A bit of post-storm investigation gives me enough information and cause to message both Etiyadi and Xandia about the storm, which swept through the bordering territories of both their nations. For context, this storm likely came up from the Ashen Wastes, through Pansugatri's land, across Xandia/Etiyadi, and into this little chunk right before reaching Moto's region.
I pointedly did not message Rankar, thinking (without checking) that he would likely consider any message of 'Wyldstorm through Coxati' as rendering Inks tainted goods, litereally and figuratively.
The following sequences were roughed out over the following days, unlike some of the larger sections that were done in one sitting. This meant some of the pacing was disjointed. I did enjoy meeting the Shriekers face to face, and, out of game
Aleph:
you are confusing the poor boy enormously : P
he was expecting to have to beg for their lives and plead with her not to interrupt the ritual
and she's just like
"cool, looks like you're busy. sorry for interrupting."
He is "?????"ing behind his mask.
We're introduced to yet another biome- and I am pleased and impressed that there are still snowy peaks this far South. Again Aleph leaning against the idea of rough/broad strokes. Detail matters.
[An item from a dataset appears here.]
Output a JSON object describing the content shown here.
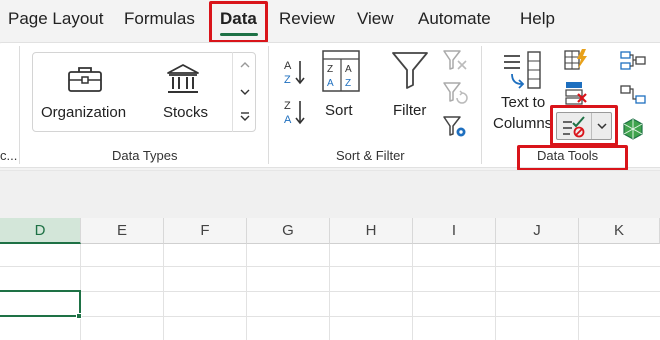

Now the funny part is that this whole sequence was played out about 90 minutes before I left for work, so at the very end I was hanging on by a thread before having to run out to catch a bus. I might've played better with more time, but I wasn't unhappy either.
Either way, we're introduced to Moto's capital, our first proper manse, and the man himself!
I may have to do a post-postmortem as well, but that's the actual end of the session!